BTW: it is my contention (if you read my stuff) that ALL religions evolve and that SOME religions are further along in the process (and process is not necessarily progress, unless you consider the materialistic christianity of America "progress".)
NB: We could feed every starving child in the world for a DECADE with the money spent on fuel for one MONTH to heat the huge hollow sanctuaries christians use for worship every Sunday in America.
Of course I am speaking about religion in derogatory terms. Are you deaf?
I have been doing so for forty years beginning with Holy Smoke, my student authored publication at Yale Divinity School (which I attended BTW while serving as an apartment superintendent for an 88 unit low income housing project on Elm Street--hardly a privileged lefty white guy position (glorified janitor).

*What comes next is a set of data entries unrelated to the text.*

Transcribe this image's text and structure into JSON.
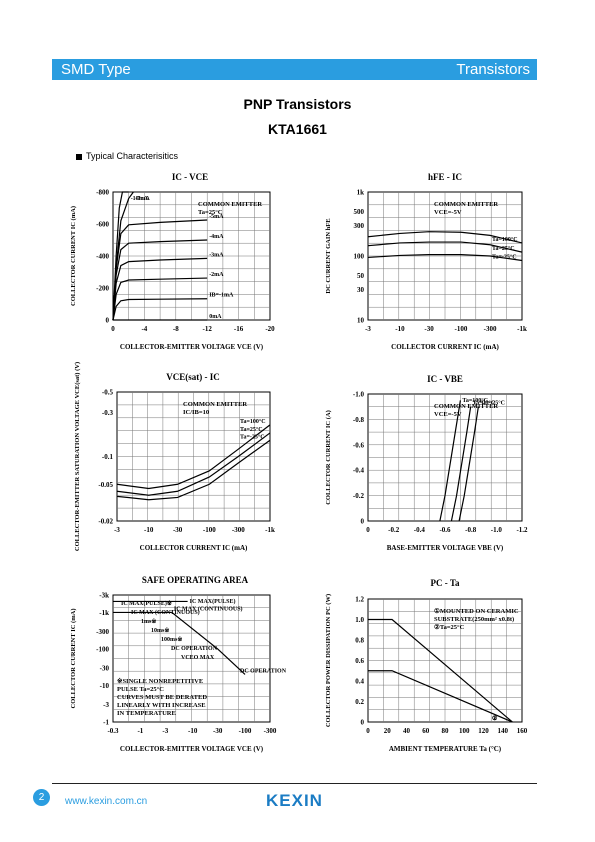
{
  "header": {
    "left": "SMD Type",
    "right": "Transistors"
  },
  "title": "PNP  Transistors",
  "part": "KTA1661",
  "section": "Typical  Characterisitics",
  "footer": {
    "page": "2",
    "url": "www.kexin.com.cn",
    "logo": "KEXIN"
  },
  "watermark": "KEXIN",
  "colors": {
    "accent": "#2a9de0",
    "logo": "#1b7cc4"
  },
  "chart_data": [
    {
      "type": "line",
      "title": "IC - VCE",
      "xlabel": "COLLECTOR-EMITTER VOLTAGE VCE (V)",
      "ylabel": "COLLECTOR CURRENT IC (mA)",
      "xticks": [
        "0",
        "-4",
        "-8",
        "-12",
        "-16",
        "-20"
      ],
      "yticks": [
        "0",
        "-200",
        "-400",
        "-600",
        "-800"
      ],
      "xlim": [
        0,
        -20
      ],
      "ylim": [
        0,
        -800
      ],
      "annotation": [
        "COMMON EMITTER",
        "Ta=25°C"
      ],
      "series": [
        {
          "name": "-10mA",
          "x": [
            0,
            -0.4,
            -0.8,
            -1.2,
            -2
          ],
          "y": [
            0,
            -400,
            -700,
            -800,
            -850
          ]
        },
        {
          "name": "-7mA",
          "x": [
            0,
            -0.4,
            -1,
            -2,
            -2.6
          ],
          "y": [
            0,
            -330,
            -620,
            -760,
            -800
          ]
        },
        {
          "name": "-5mA",
          "x": [
            0,
            -0.4,
            -1,
            -2,
            -6,
            -12
          ],
          "y": [
            0,
            -320,
            -540,
            -595,
            -610,
            -625
          ]
        },
        {
          "name": "-4mA",
          "x": [
            0,
            -0.4,
            -1,
            -2,
            -6,
            -12
          ],
          "y": [
            0,
            -280,
            -440,
            -480,
            -490,
            -500
          ]
        },
        {
          "name": "-3mA",
          "x": [
            0,
            -0.4,
            -1,
            -2,
            -6,
            -12
          ],
          "y": [
            0,
            -230,
            -340,
            -365,
            -375,
            -385
          ]
        },
        {
          "name": "-2mA",
          "x": [
            0,
            -0.4,
            -1,
            -2,
            -6,
            -12
          ],
          "y": [
            0,
            -160,
            -235,
            -250,
            -255,
            -262
          ]
        },
        {
          "name": "IB=-1mA",
          "x": [
            0,
            -0.4,
            -1,
            -2,
            -6,
            -12
          ],
          "y": [
            0,
            -85,
            -120,
            -128,
            -130,
            -133
          ]
        },
        {
          "name": "0mA",
          "x": [
            0,
            -12
          ],
          "y": [
            0,
            0
          ]
        }
      ]
    },
    {
      "type": "line",
      "title": "hFE - IC",
      "xlabel": "COLLECTOR CURRENT IC (mA)",
      "ylabel": "DC CURRENT GAIN hFE",
      "xticks": [
        "-3",
        "-10",
        "-30",
        "-100",
        "-300",
        "-1k"
      ],
      "yticks": [
        "10",
        "30",
        "50",
        "100",
        "300",
        "500",
        "1k"
      ],
      "xlim": [
        -3,
        -1000
      ],
      "ylim": [
        10,
        1000
      ],
      "xscale": "log",
      "yscale": "log",
      "annotation": [
        "COMMON EMITTER",
        "VCE=-5V"
      ],
      "series": [
        {
          "name": "Ta=100°C",
          "x": [
            -3,
            -10,
            -30,
            -100,
            -300,
            -1000
          ],
          "y": [
            200,
            225,
            240,
            235,
            210,
            160
          ]
        },
        {
          "name": "Ta=25°C",
          "x": [
            -3,
            -10,
            -30,
            -100,
            -300,
            -1000
          ],
          "y": [
            145,
            160,
            165,
            165,
            150,
            115
          ]
        },
        {
          "name": "Ta=-25°C",
          "x": [
            -3,
            -10,
            -30,
            -100,
            -300,
            -1000
          ],
          "y": [
            95,
            102,
            105,
            105,
            100,
            85
          ]
        }
      ]
    },
    {
      "type": "line",
      "title": "VCE(sat) - IC",
      "xlabel": "COLLECTOR CURRENT IC (mA)",
      "ylabel": "COLLECTOR-EMITTER SATURATION VOLTAGE VCE(sat) (V)",
      "xticks": [
        "-3",
        "-10",
        "-30",
        "-100",
        "-300",
        "-1k"
      ],
      "yticks": [
        "-0.02",
        "-0.05",
        "-0.1",
        "-0.3",
        "-0.5"
      ],
      "xlim": [
        -3,
        -1000
      ],
      "ylim": [
        -0.02,
        -0.5
      ],
      "xscale": "log",
      "yscale": "log",
      "annotation": [
        "COMMON EMITTER",
        "IC/IB=10"
      ],
      "series": [
        {
          "name": "Ta=100°C",
          "x": [
            -3,
            -10,
            -30,
            -100,
            -300,
            -1000
          ],
          "y": [
            -0.05,
            -0.045,
            -0.05,
            -0.07,
            -0.12,
            -0.22
          ]
        },
        {
          "name": "Ta=25°C",
          "x": [
            -3,
            -10,
            -30,
            -100,
            -300,
            -1000
          ],
          "y": [
            -0.042,
            -0.038,
            -0.042,
            -0.06,
            -0.1,
            -0.18
          ]
        },
        {
          "name": "Ta=-25°C",
          "x": [
            -3,
            -10,
            -30,
            -100,
            -300,
            -1000
          ],
          "y": [
            -0.037,
            -0.034,
            -0.036,
            -0.05,
            -0.085,
            -0.15
          ]
        }
      ]
    },
    {
      "type": "line",
      "title": "IC - VBE",
      "xlabel": "BASE-EMITTER VOLTAGE VBE (V)",
      "ylabel": "COLLECTOR CURRENT IC (A)",
      "xticks": [
        "0",
        "-0.2",
        "-0.4",
        "-0.6",
        "-0.8",
        "-1.0",
        "-1.2"
      ],
      "yticks": [
        "0",
        "-0.2",
        "-0.4",
        "-0.6",
        "-0.8",
        "-1.0"
      ],
      "xlim": [
        0,
        -1.2
      ],
      "ylim": [
        0,
        -1.0
      ],
      "annotation": [
        "COMMON EMITTER",
        "VCE=-5V"
      ],
      "series": [
        {
          "name": "Ta=100°C",
          "x": [
            -0.56,
            -0.6,
            -0.64,
            -0.68,
            -0.72
          ],
          "y": [
            0,
            -0.2,
            -0.45,
            -0.7,
            -0.95
          ]
        },
        {
          "name": "Ta=25°C",
          "x": [
            -0.65,
            -0.69,
            -0.73,
            -0.77,
            -0.8
          ],
          "y": [
            0,
            -0.2,
            -0.45,
            -0.7,
            -0.9
          ]
        },
        {
          "name": "Ta=-25°C",
          "x": [
            -0.71,
            -0.75,
            -0.79,
            -0.83,
            -0.86
          ],
          "y": [
            0,
            -0.2,
            -0.45,
            -0.7,
            -0.9
          ]
        }
      ]
    },
    {
      "type": "line",
      "title": "SAFE OPERATING AREA",
      "xlabel": "COLLECTOR-EMITTER VOLTAGE VCE (V)",
      "ylabel": "COLLECTOR CURRENT IC (mA)",
      "xticks": [
        "-0.3",
        "-1",
        "-3",
        "-10",
        "-30",
        "-100",
        "-300"
      ],
      "yticks": [
        "-1",
        "-3",
        "-10",
        "-30",
        "-100",
        "-300",
        "-1k",
        "-3k"
      ],
      "xlim": [
        -0.3,
        -300
      ],
      "ylim": [
        -1,
        -3000
      ],
      "xscale": "log",
      "yscale": "log",
      "labels": [
        "IC MAX(PULSE)※",
        "IC MAX (CONTINUOUS)",
        "1ms※",
        "10ms※",
        "100ms※",
        "DC OPERATION",
        "VCEO MAX"
      ],
      "annotation": [
        "※SINGLE NONREPETITIVE",
        "PULSE Ta=25°C",
        "CURVES MUST BE DERATED",
        "LINEARLY WITH INCREASE",
        "IN TEMPERATURE"
      ],
      "series": [
        {
          "name": "IC MAX(PULSE)",
          "x": [
            -0.3,
            -8
          ],
          "y": [
            -2000,
            -2000
          ]
        },
        {
          "name": "IC MAX (CONTINUOUS)",
          "x": [
            -0.3,
            -4
          ],
          "y": [
            -1000,
            -1000
          ]
        },
        {
          "name": "DC OPERATION",
          "x": [
            -4,
            -30,
            -100
          ],
          "y": [
            -1000,
            -100,
            -20
          ]
        }
      ]
    },
    {
      "type": "line",
      "title": "PC - Ta",
      "xlabel": "AMBIENT TEMPERATURE Ta (°C)",
      "ylabel": "COLLECTOR POWER DISSIPATION PC (W)",
      "xticks": [
        "0",
        "20",
        "40",
        "60",
        "80",
        "100",
        "120",
        "140",
        "160"
      ],
      "yticks": [
        "0",
        "0.2",
        "0.4",
        "0.6",
        "0.8",
        "1.0",
        "1.2"
      ],
      "xlim": [
        0,
        160
      ],
      "ylim": [
        0,
        1.2
      ],
      "annotation": [
        "①MOUNTED ON CERAMIC",
        "SUBSTRATE(250mm² x0.8t)",
        "②Ta=25°C"
      ],
      "series": [
        {
          "name": "①",
          "x": [
            0,
            25,
            150
          ],
          "y": [
            1.0,
            1.0,
            0
          ]
        },
        {
          "name": "②",
          "x": [
            0,
            25,
            150
          ],
          "y": [
            0.5,
            0.5,
            0
          ]
        }
      ]
    }
  ]
}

I guarantee I have compacted more garbage than #5 has ever come near, unless we count what issues forth from his mouth (and I make the "his" inference with dubious certainty)
Primitive? The women at the time of the Salem witch trials were treated in the same manner as some women in current Middle Eastern and African religions: their bodies were considered sinful and it was mandated that they be covered from head to foot except for the face and hands so that the poor helpless males would not be reduced to trembling blobs of erotic protoplasm in the presence of sinful female flesh.
This custom still prevails in the US
in some sects today.
Now the question is: is evolution progress or is it merely a process.
"Primitive" seems to have irritated
#5
It was used in the sense of "in the beginning stages of". However if evolution is simply a process and not progress, the beginning stages have no more inherent value than any other stage.
In fact, all of Judaism and Christianity worship through interpretation of a "primitive" text: Old and New Testament to which has been ascribed magical value by countless generations of the superstitious.
It is interesting that #5 like so many of the posters hides his invective behind the veil of anonymity.
Rather primitive on the courage-continuum, don't you think?